Dongfang with research poster
Graduate student, Dongfang Yang says the new dataset can benefit the design of more realistic simulation models for vehicle-pedestrian interaction and can also be used to improve the accuracy of pedestrian behavior prediction in autonomous driving.

“Instead of analyzing the behavior of one or two pedestrians, our dataset considers the behavior of multiple pedestrians, i.e., crowd behavior,” said Dongfang Yang, a graduate student in the Department of Electrical and Computer Engineering. “Typical scenarios are shared spaces such as squares, train stations, shopping malls, university campuses, and old small streets, where the vehicle-pedestrian interaction is unavoidable. The new dataset can benefit the design of more realistic simulation models for vehicle-pedestrian interaction. It can also be used to improve the accuracy of pedestrian behavior prediction in autonomous driving.”

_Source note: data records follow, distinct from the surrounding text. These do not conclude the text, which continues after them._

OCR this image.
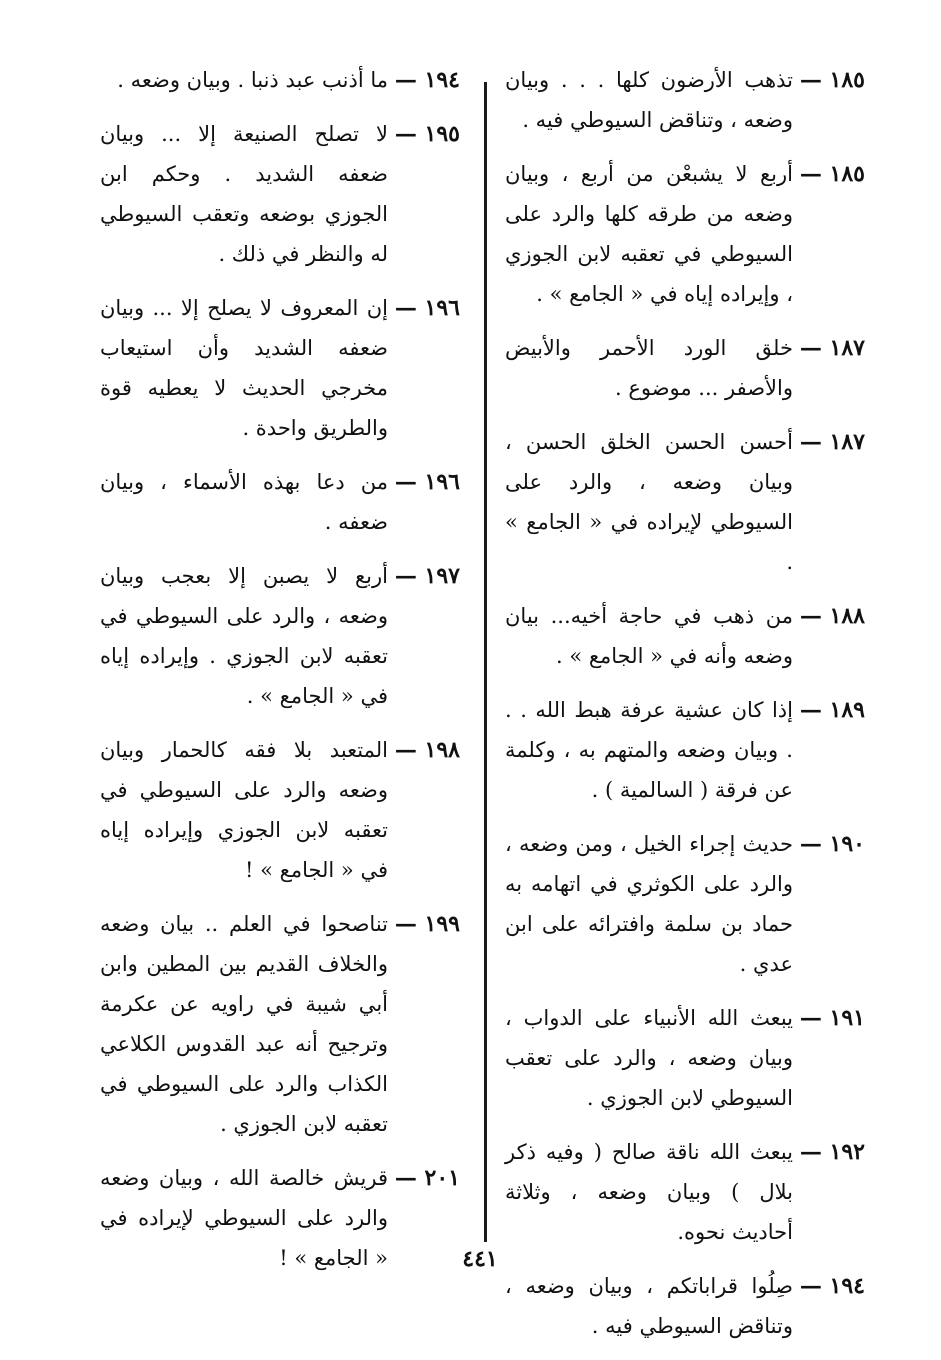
١٨٥ —
تذهب الأرضون كلها . . . وبيان وضعه ، وتناقض السيوطي فيه .
١٨٥ —
أربع لا يشبعْن من أربع ، وبيان وضعه من طرقه كلها والرد على السيوطي في تعقبه لابن الجوزي ، وإيراده إياه في « الجامع » .
١٨٧ —
خلق الورد الأحمر والأبيض والأصفر ... موضوع .
١٨٧ —
أحسن الحسن الخلق الحسن ، وبيان وضعه ، والرد على السيوطي لإيراده في « الجامع » .
١٨٨ —
من ذهب في حاجة أخيه... بيان وضعه وأنه في « الجامع » .
١٨٩ —
إذا كان عشية عرفة هبط الله . . . وبيان وضعه والمتهم به ، وكلمة عن فرقة ( السالمية ) .
١٩٠ —
حديث إجراء الخيل ، ومن وضعه ، والرد على الكوثري في اتهامه به حماد بن سلمة وافترائه على ابن عدي .
١٩١ —
يبعث الله الأنبياء على الدواب ، وبيان وضعه ، والرد على تعقب السيوطي لابن الجوزي .
١٩٢ —
يبعث الله ناقة صالح ( وفيه ذكر بلال ) وبيان وضعه ، وثلاثة أحاديث نحوه.
١٩٤ —
صِلُوا قراباتكم ، وبيان وضعه ، وتناقض السيوطي فيه .
١٩٤ —
ما أذنب عبد ذنبا . وبيان وضعه .
١٩٥ —
لا تصلح الصنيعة إلا ... وبيان ضعفه الشديد . وحكم ابن الجوزي بوضعه وتعقب السيوطي له والنظر في ذلك .
١٩٦ —
إن المعروف لا يصلح إلا ... وبيان ضعفه الشديد وأن استيعاب مخرجي الحديث لا يعطيه قوة والطريق واحدة .
١٩٦ —
من دعا بهذه الأسماء ، وبيان ضعفه .
١٩٧ —
أربع لا يصبن إلا بعجب وبيان وضعه ، والرد على السيوطي في تعقبه لابن الجوزي . وإيراده إياه في « الجامع » .
١٩٨ —
المتعبد بلا فقه كالحمار وبيان وضعه والرد على السيوطي في تعقبه لابن الجوزي وإيراده إياه في « الجامع » !
١٩٩ —
تناصحوا في العلم .. بيان وضعه والخلاف القديم بين المطين وابن أبي شيبة في راويه عن عكرمة وترجيح أنه عبد القدوس الكلاعي الكذاب والرد على السيوطي في تعقبه لابن الجوزي .
٢٠١ —
قريش خالصة الله ، وبيان وضعه والرد على السيوطي لإيراده في « الجامع » !	٤٤١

The dataset is publically accessible and has received the attention of several researchers, particularly from a European project, SocialCars. One researcher from the prooject, Fatema Johora, from Clausthal University of Technology in Germany has joined the team at Ohio State to work on a collaborative project about modeling multi-pedestrian behavior in mixed traffic scenarios. The new dataset will be utilized to validate the proposed methods.